Sehr geehrte Damen und Herren,
wenn der eigentlich zu frequentierende Bus morgens um 6 Uhr 15 vom Parkplatz des Stadions abfährt, man selber gerade im Tiefschlaf abhängt und noch nicht mal die Ausrede aufs Parkett bringen kann, dass man den gestrigen „Ich wollte nur zwei Bier trinken“-Abend deutlichst überstrapaziert hat, dann weiß man schon sehr früh an einem Sonntag, dass dieser Tag irgendwie nicht in der Kategorie „Gelungen“ abgelegt werden kann. Eigentlich hatte ich damit gerechnet, dass ich, nachdem ich drei Stunden lang erfolglos versucht hatte, eine Mitfahrgelegenheit aufzutreiben, auf dem deprimierenden Weg zum „Steinbruch“ mir dann wenigstens noch in aller Konsequenz das Bein breche, der Fußballgott hatte sich schlußendlich dann aber doch wieder diese gemeine Nummer namens „unverdient, vollkommen unverdiente Niederlage“ überlegt, um mich auch am späten Nachmittag nochmals auf mein heutiges Schicksal hinzuweisen. Dämlicher Penner...

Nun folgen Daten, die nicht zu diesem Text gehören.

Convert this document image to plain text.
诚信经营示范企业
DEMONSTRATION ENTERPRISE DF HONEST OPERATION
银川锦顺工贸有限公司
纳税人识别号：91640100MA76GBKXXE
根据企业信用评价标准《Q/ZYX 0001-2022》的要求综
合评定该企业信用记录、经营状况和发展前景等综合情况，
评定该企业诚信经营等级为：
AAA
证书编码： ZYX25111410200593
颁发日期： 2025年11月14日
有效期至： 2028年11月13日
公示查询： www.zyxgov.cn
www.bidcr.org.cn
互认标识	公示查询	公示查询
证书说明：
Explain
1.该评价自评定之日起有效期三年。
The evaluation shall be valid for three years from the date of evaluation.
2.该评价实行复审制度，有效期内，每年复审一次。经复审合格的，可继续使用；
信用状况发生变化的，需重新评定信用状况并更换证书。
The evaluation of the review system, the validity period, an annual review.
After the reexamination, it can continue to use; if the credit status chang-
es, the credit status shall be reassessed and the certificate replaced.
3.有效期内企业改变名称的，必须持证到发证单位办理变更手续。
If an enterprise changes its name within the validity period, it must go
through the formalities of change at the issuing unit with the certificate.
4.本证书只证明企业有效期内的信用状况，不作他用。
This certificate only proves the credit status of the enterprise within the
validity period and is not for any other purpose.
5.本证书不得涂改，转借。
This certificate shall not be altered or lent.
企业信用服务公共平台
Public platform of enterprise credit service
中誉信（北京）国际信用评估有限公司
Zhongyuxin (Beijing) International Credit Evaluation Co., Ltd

Und trotzdem ist man nicht am Boden zerstört. Es dauerte vier Minuten, bis man sagte, dass es die besten vier Minuten der Saison seien, man sagte es noch mit einem zynischen Lächeln, weil die eigentliche Logik vorsah, dass man anschließend mit mindestens fünf Stück wieder nach Hause geschickt wird, aber spätestens nach einer viertel Stunde kroch dann doch wieder die Gier hoch. Und das lag vornehmlich an diesem Team, das alles, aber auch wirklich alles anders gemacht hat als in der bisherigen Saison. Und welches dafür sorgte, dass in der zweiten Halbzeit der komplette Körper vibrierte. Schon alleine dafür war man dankbar.

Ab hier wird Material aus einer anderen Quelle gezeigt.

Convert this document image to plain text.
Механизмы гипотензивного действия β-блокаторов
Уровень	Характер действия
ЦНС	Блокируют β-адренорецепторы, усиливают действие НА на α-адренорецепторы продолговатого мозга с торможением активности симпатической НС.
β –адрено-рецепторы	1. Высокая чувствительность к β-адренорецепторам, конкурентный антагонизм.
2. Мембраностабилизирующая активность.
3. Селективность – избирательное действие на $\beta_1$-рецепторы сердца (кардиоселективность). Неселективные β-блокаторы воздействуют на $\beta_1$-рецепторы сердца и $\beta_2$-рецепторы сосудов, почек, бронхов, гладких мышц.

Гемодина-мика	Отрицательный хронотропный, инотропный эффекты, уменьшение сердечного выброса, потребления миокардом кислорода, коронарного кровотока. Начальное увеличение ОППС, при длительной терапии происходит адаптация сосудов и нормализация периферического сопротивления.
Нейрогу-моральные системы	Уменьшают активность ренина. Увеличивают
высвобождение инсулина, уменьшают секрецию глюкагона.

So bitter es ist, aber man sollte dieses Ergebnis ganz schnell zu den Akten legen, denn sie haben an all das gedacht, was man mitbringen muss, um solch eine Partie anzugehen. Sie waren reaktionsschnell und antizipierten die Situationen, ziemlich oft haben sie es geschafft, die Pässe abzufangen, und alle zusammen nahmen sie die Zweikämpfe an, hatten die Beine früh im Gegner, und wenn sie den Ball eroberten, versuchten sie mit Pässen in die Spitzen und Gassen, das Spiel umgehend in die andere Richtung zu leiten. Das war angesichts dessen, was sie bisher gezeigt hatten, eine Drehung um die eigene Achse und plötzlich wurde aus Lethargie Vollgas und aus Planlosigkeit ein Konzept mit Einbezug der Außen und guten Bällen.
Wenn man über das Spiel nachdenkt, dann gibt’s so vieles, was man anmerken kann. Klar, sie waren galliger, sie haben den Kampf angenommen und zeigten, dass sie wissen, worum es geht. Sie müssen spielerische Mängel auch weiterhin abstellen, die Kontersituationen noch besser ausspielen, aber sie sind in dieser Konstellation auch zum ersten Mal in der Offensive aufgetreten, und es bleibt die Hoffnung, dass sich das nach und nach verbessern wird. Aber wenn man mich fragt, was mich am meisten beeindruckt hat, dann die Tatsache, dass sie 90 Minuten lang diesen Fußball anboten. Sie sind nicht nach dem 0:1 und nicht nach dem 1:2 eingebrochen, sie suchten weiterhin ihr Heil in der Offensive und pressten den Gegner mit drei bis vier Leuten, die gemeinsam die Passwege zustellten und dafür sorgten, dass die Lauterer in der zweiten Halbzeit richtig ins Schleudern gerieten. Gerieten sie selber unter Druck, dann lösten sie diese Situationen nicht mit den obligatorischen langen Bällen, sondern setzten sich in Bewegung, um sich wechselseitig zu helfen, verlagerten das Spiel auf die andere Seite und entkrampften so jeglichen Druck, den die Pfälzer aufbauen wollten. Wenn ein Spieler den Ball eroberte, setzte er sich nach dem Abspiel umgehend in Bewegung, keiner blieb stehen und alle arbeiteten füreinander. Und sie hatten genug Mut, um in unzähligen Situationen in die 1-zu-1-Duelle zu gehen, sie wollten ihre Schnelligkeit auf den Außen ausspielen und versuchten es immer wieder, weil sie sich nicht von ihrem Plan abbringen lassen wollten. Beeindruckend, vor allem, weil sie es im Verbund lösten und als Mannschaft auftraten.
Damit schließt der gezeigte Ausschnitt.